I have been a member of one such group, Dignity/Boston, since 1982. This community has been my spiritual home for essentially my entire adult life. It is where I met my spouse on Easter night of 1994, where we celebrated our marriage, and where our children were baptized and first accepted Communion. These are the folks who supported our family through the grief of losing parents and siblings. This community, part of the national organization DignityUSA, which has existed since 1969, is marking 35 years of co-sponsoring the only program in Boston that feeds the hungry and homeless on Friday nights, and does so with an emphasis on the dignity and individuality of its guests. Our monthly second collections have contributed more than $750,000 to a vast array of community organizations that serve the most vulnerable, work on church reform issues, or respond to humanitarian crises. A group of about 50 regular members, Dignity/Boston sponsors a cycling team, “The Cardinal Sins,” which has raised well over $100,000 for HIV/AIDS for 16 years, and we’re already gearing up for this fall’s 17th event. Our cyclists have annually ridden 125 miles and our dedicated volunteers have staffed a rest area for this Boston-to-Provincetown ride. We also walk to end hunger, to fund cancer research and treatment, to improve treatment for our friends with arthritis, and for an end to violence in our city.

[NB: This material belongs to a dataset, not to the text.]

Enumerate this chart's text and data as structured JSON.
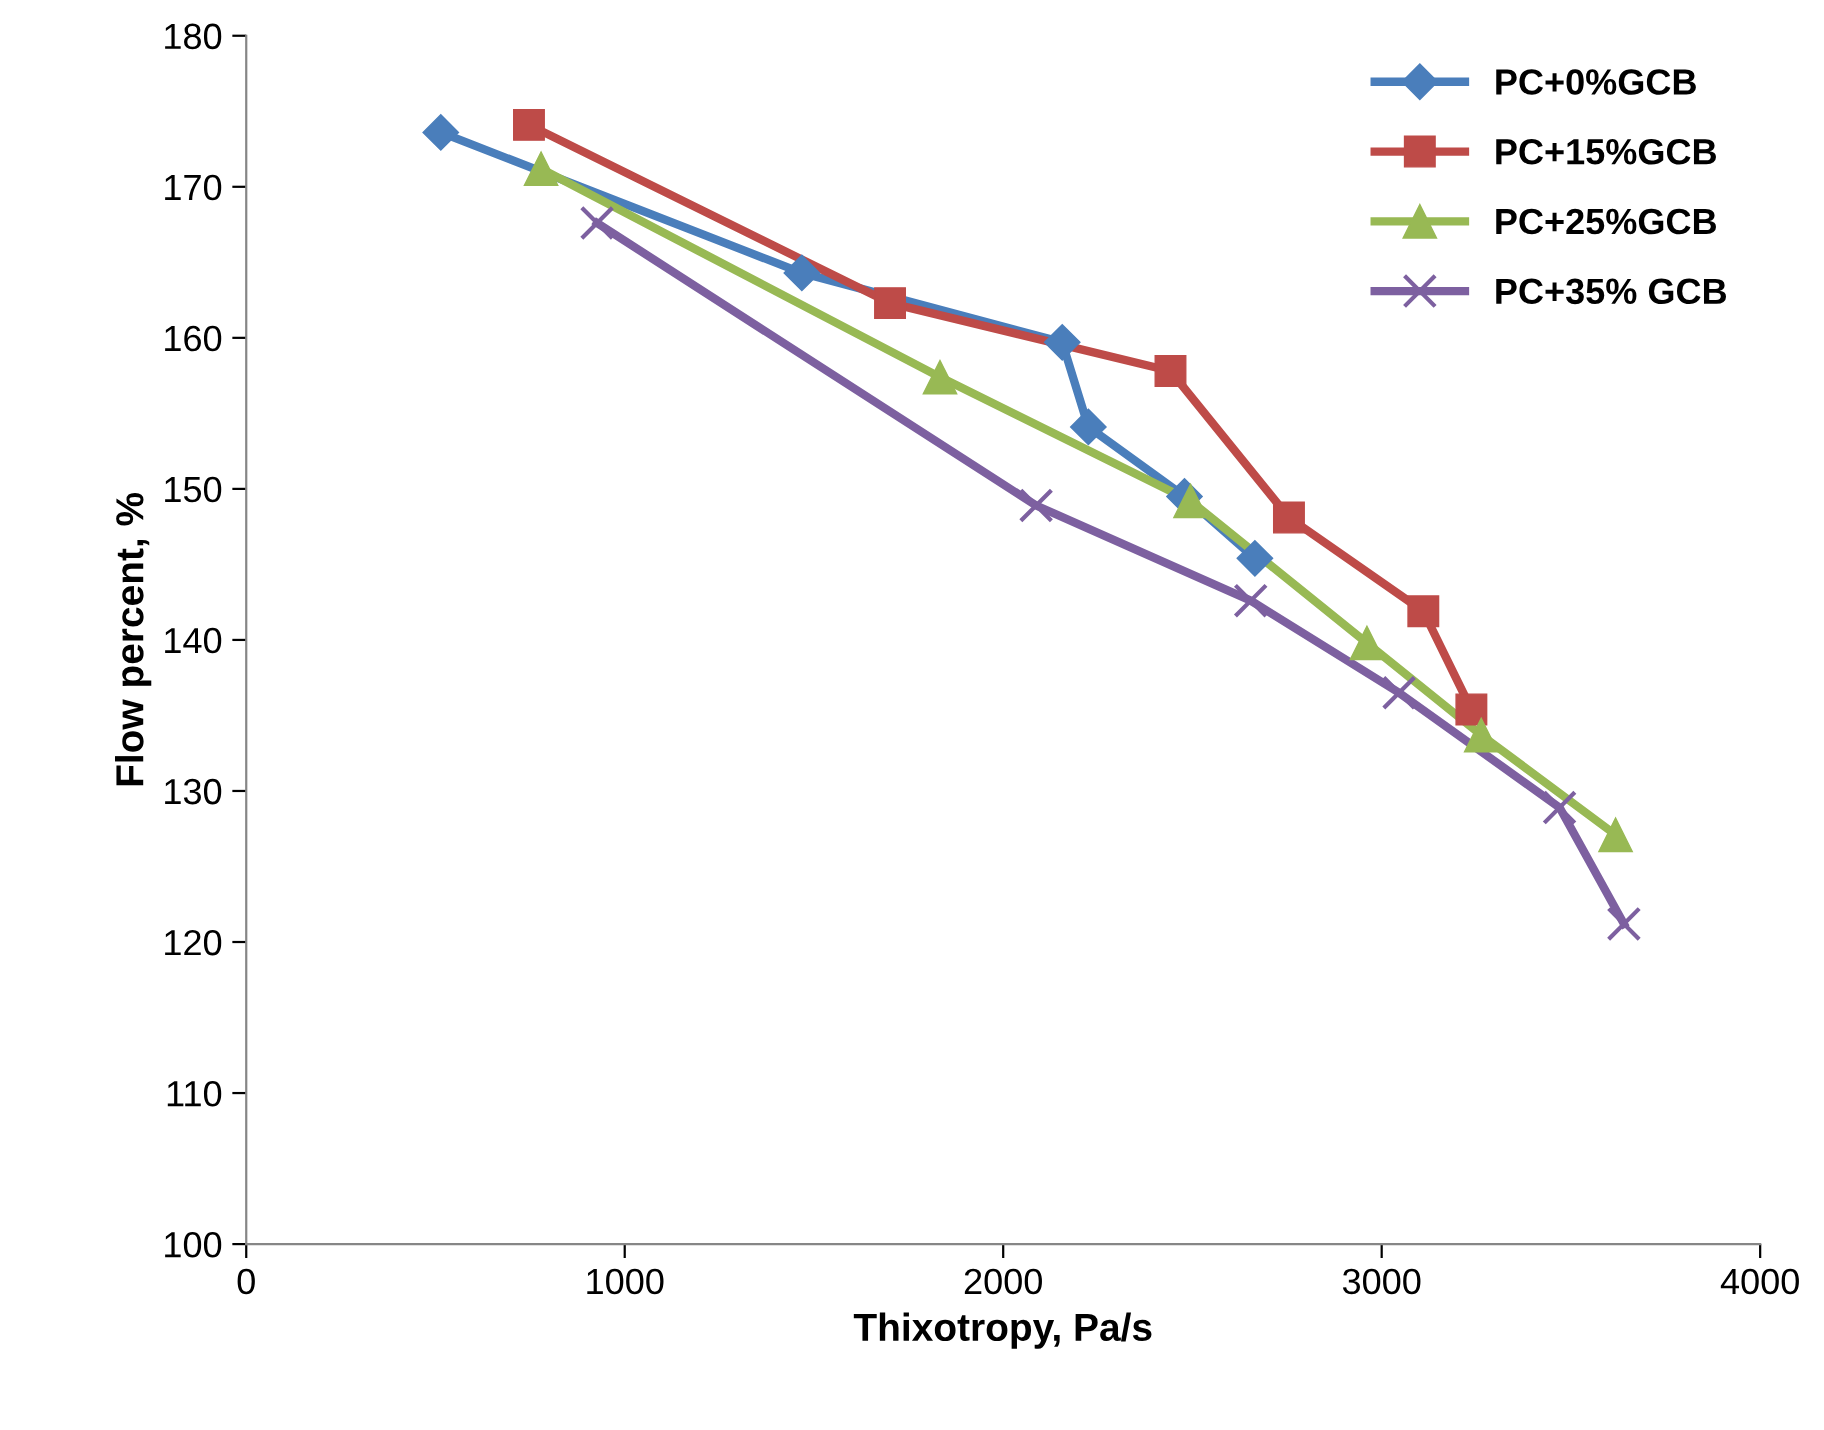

For almost 47 years, through public demonstrations, private meetings, and media appearances, we have tried to educate church leaders and members about the issues of LGBTQI Catholics and our families, witnessed against an array of injustices, buried too many of our members, and celebrated the many joyous milestones our community members have achieved. We have an elected board of seven community members, regular audits of our financial records, and a few annual community meetings where input is vocal and unedited. Our worship is led by women and men called by our liturgy committee. Sometimes this might be a single presider, sometimes a presiding team, sometimes formally ordained and sometimes not. It has not always been easy to figure out how to serve the diverse needs of our community, and tensions have flared at times. However, the Catholic faith is clearly alive, strong, and deep in this community, and we feel we are very much part of the Body of Christ.
Communities like these can, admittedly, be hard to find, as the institutional church has monopolized its brand and controlled the marketing. But, more and more, this is what Catholic looks like. So, my fellow Catholics, you don’t have to leave your faith behind. You just need to find the church you yearn for and deserve. The Good News is, it’s out there and the doors are open to you.